ILLUSTRATION: TOMASZ WALENTA

Students had their chance to talk back last month to Susan Patton ’77, whose letter to the editor of The Daily Princetonian famously urged Princeton women to “find a husband before you graduate.”

Patton spoke on “Advice from a Princeton Mom” at Whig Hall April 18, but the real sparks flew during the question-and-answer session that followed. Patton shot back confident, sometimes-harsh answers to a buzzing audience of nearly 200 students, whom she prodded at one point to ask harder questions. 

“People have said to me, ‘Oh well, love just happens.’ No, it doesn’t,” Patton said. 

Her remarks drew frequent laughter, but students seemed unsatisfied with her answers, and several argued until the microphone was taken away from them. 

A number of young women criticized what they saw as elitism and anti-feminism in Patton’s advice. Others wanted to know how the hypothetical husband search was supposed to work, saying that many college men did not even want to date and were not mature enough to imagine marrying.

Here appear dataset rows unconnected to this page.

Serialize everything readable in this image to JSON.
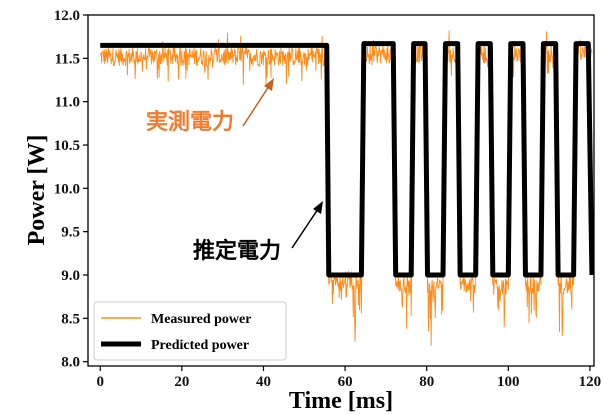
{
  "chart_data": {
    "type": "line",
    "title": "",
    "xlabel": "Time [ms]",
    "ylabel": "Power [W]",
    "xlim": [
      -3,
      121
    ],
    "ylim": [
      7.95,
      12.0
    ],
    "x_ticks": [
      0,
      20,
      40,
      60,
      80,
      100,
      120
    ],
    "y_ticks": [
      8.0,
      8.5,
      9.0,
      9.5,
      10.0,
      10.5,
      11.0,
      11.5,
      12.0
    ],
    "grid": false,
    "legend_position": "lower-left",
    "series": [
      {
        "name": "Measured power",
        "color": "#ff8c1a",
        "style": "thin noisy line",
        "x": [
          0,
          55.5,
          56.0,
          64.0,
          64.6,
          71.8,
          72.4,
          76.2,
          76.8,
          79.6,
          80.2,
          84.0,
          84.6,
          87.6,
          88.2,
          92.0,
          92.6,
          95.6,
          96.2,
          100.0,
          100.6,
          103.6,
          104.2,
          108.0,
          108.6,
          111.6,
          112.2,
          116.0,
          116.6,
          119.6,
          120.5
        ],
        "values": [
          11.52,
          11.52,
          8.95,
          8.95,
          11.55,
          11.55,
          8.88,
          8.88,
          11.55,
          11.55,
          8.88,
          8.88,
          11.55,
          11.55,
          8.88,
          8.88,
          11.55,
          11.55,
          8.88,
          8.88,
          11.55,
          11.55,
          8.88,
          8.88,
          11.55,
          11.55,
          8.88,
          8.88,
          11.55,
          11.55,
          8.88
        ],
        "min_spike": 8.03
      },
      {
        "name": "Predicted power",
        "color": "#000000",
        "style": "thick line",
        "x": [
          0,
          55.5,
          56.0,
          64.0,
          64.6,
          71.8,
          72.4,
          76.2,
          76.8,
          79.6,
          80.2,
          84.0,
          84.6,
          87.6,
          88.2,
          92.0,
          92.6,
          95.6,
          96.2,
          100.0,
          100.6,
          103.6,
          104.2,
          108.0,
          108.6,
          111.6,
          112.2,
          116.0,
          116.6,
          119.6,
          120.5
        ],
        "values": [
          11.65,
          11.65,
          9.0,
          9.0,
          11.67,
          11.67,
          9.0,
          9.0,
          11.67,
          11.67,
          9.0,
          9.0,
          11.67,
          11.67,
          9.0,
          9.0,
          11.67,
          11.67,
          9.0,
          9.0,
          11.67,
          11.67,
          9.0,
          9.0,
          11.67,
          11.67,
          9.0,
          9.0,
          11.67,
          11.67,
          9.0
        ]
      }
    ],
    "annotations": [
      {
        "text": "実測電力",
        "color": "#ee7d31",
        "arrow_color": "#c26224"
      },
      {
        "text": "推定電力",
        "color": "#000000",
        "arrow_color": "#000000"
      }
    ]
  }
}
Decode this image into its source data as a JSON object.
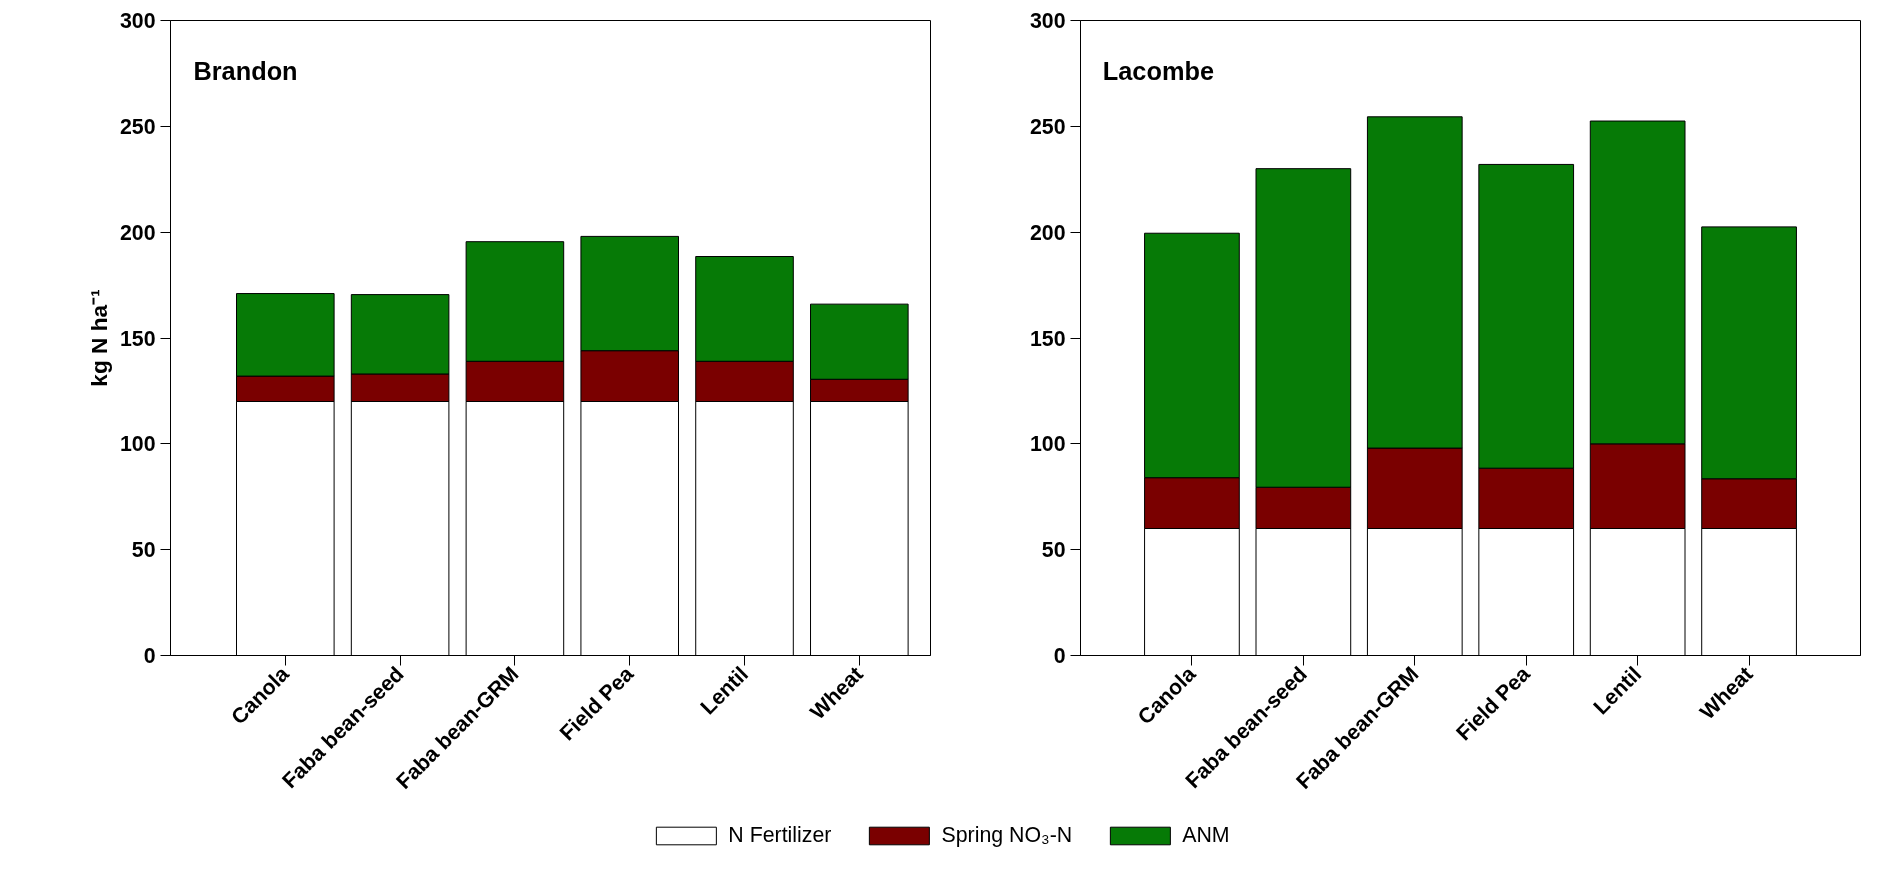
{
  "chart_data": [
    {
      "type": "bar",
      "title": "Brandon",
      "ylabel": "kg N ha⁻¹",
      "stacked": true,
      "legend": "bottom",
      "grid": false,
      "categories": [
        "Canola",
        "Faba bean-seed",
        "Faba bean-GRM",
        "Field Pea",
        "Lentil",
        "Wheat"
      ],
      "ylim": [
        0,
        300
      ],
      "yticks": [
        0,
        50,
        100,
        150,
        200,
        250,
        300
      ],
      "series": [
        {
          "name": "N Fertilizer",
          "color": "#ffffff",
          "values": [
            120,
            120,
            120,
            120,
            120,
            120
          ]
        },
        {
          "name": "Spring NO₃-N",
          "color": "#7a0000",
          "values": [
            12,
            13,
            19,
            24,
            19,
            10.5
          ]
        },
        {
          "name": "ANM",
          "color": "#067a06",
          "values": [
            39,
            37.5,
            56.5,
            54,
            49.5,
            35.5
          ]
        }
      ]
    },
    {
      "type": "bar",
      "title": "Lacombe",
      "stacked": true,
      "grid": false,
      "categories": [
        "Canola",
        "Faba bean-seed",
        "Faba bean-GRM",
        "Field Pea",
        "Lentil",
        "Wheat"
      ],
      "ylim": [
        0,
        300
      ],
      "yticks": [
        0,
        50,
        100,
        150,
        200,
        250,
        300
      ],
      "series": [
        {
          "color": "#ffffff",
          "values": [
            60,
            60,
            60,
            60,
            60,
            60
          ]
        },
        {
          "color": "#7a0000",
          "values": [
            24,
            19.5,
            38,
            28.5,
            40,
            23.5
          ]
        },
        {
          "color": "#067a06",
          "values": [
            115.5,
            150.5,
            156.5,
            143.5,
            152.5,
            119
          ]
        }
      ]
    }
  ]
}
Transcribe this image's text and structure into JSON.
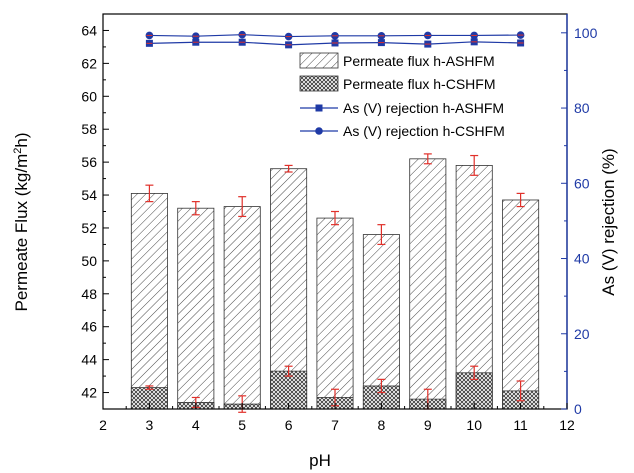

“Can you acknowledge that maybe if a girl here is single, it’s not because she is actively choosing to reject all the ‘wonderful, wonderful’ men?” one student said, to the crowd’s laughter and expressions of assent. Patton admitted that some would have more trouble than others finding a suitable partner, but that they could improve their chances by starting to look early. 

One of the few men who spoke asked if Patton could generalize her comments to include his gender, since men also would be searching for spouses after college. Patton insisted that she did not give men advice because she was not one.

A lively exchange began when Patton was asked if she believed that graduating from Princeton was an advantage to men but a “burden” to women. She emphatically said yes, and the young woman who raised the question struggled to articulate her disagreement. 

“We’re women of Princeton,” the ­student argued. “I don’t understand why once we graduate that becomes a burden; I don’t think it does become a ­burden ... .”

Yet Patton was unwavering. “Honestly, where do you think you’re going to find men as smart as this, once you get out into the real world?” she challenged. 

At the end of the hour-long discussion, moderator Cara Eckholm ’14 asked whether Patton’s ideas had changed at all after having spoken with current students. “No,” Patton replied. “They’ve been reinforced.”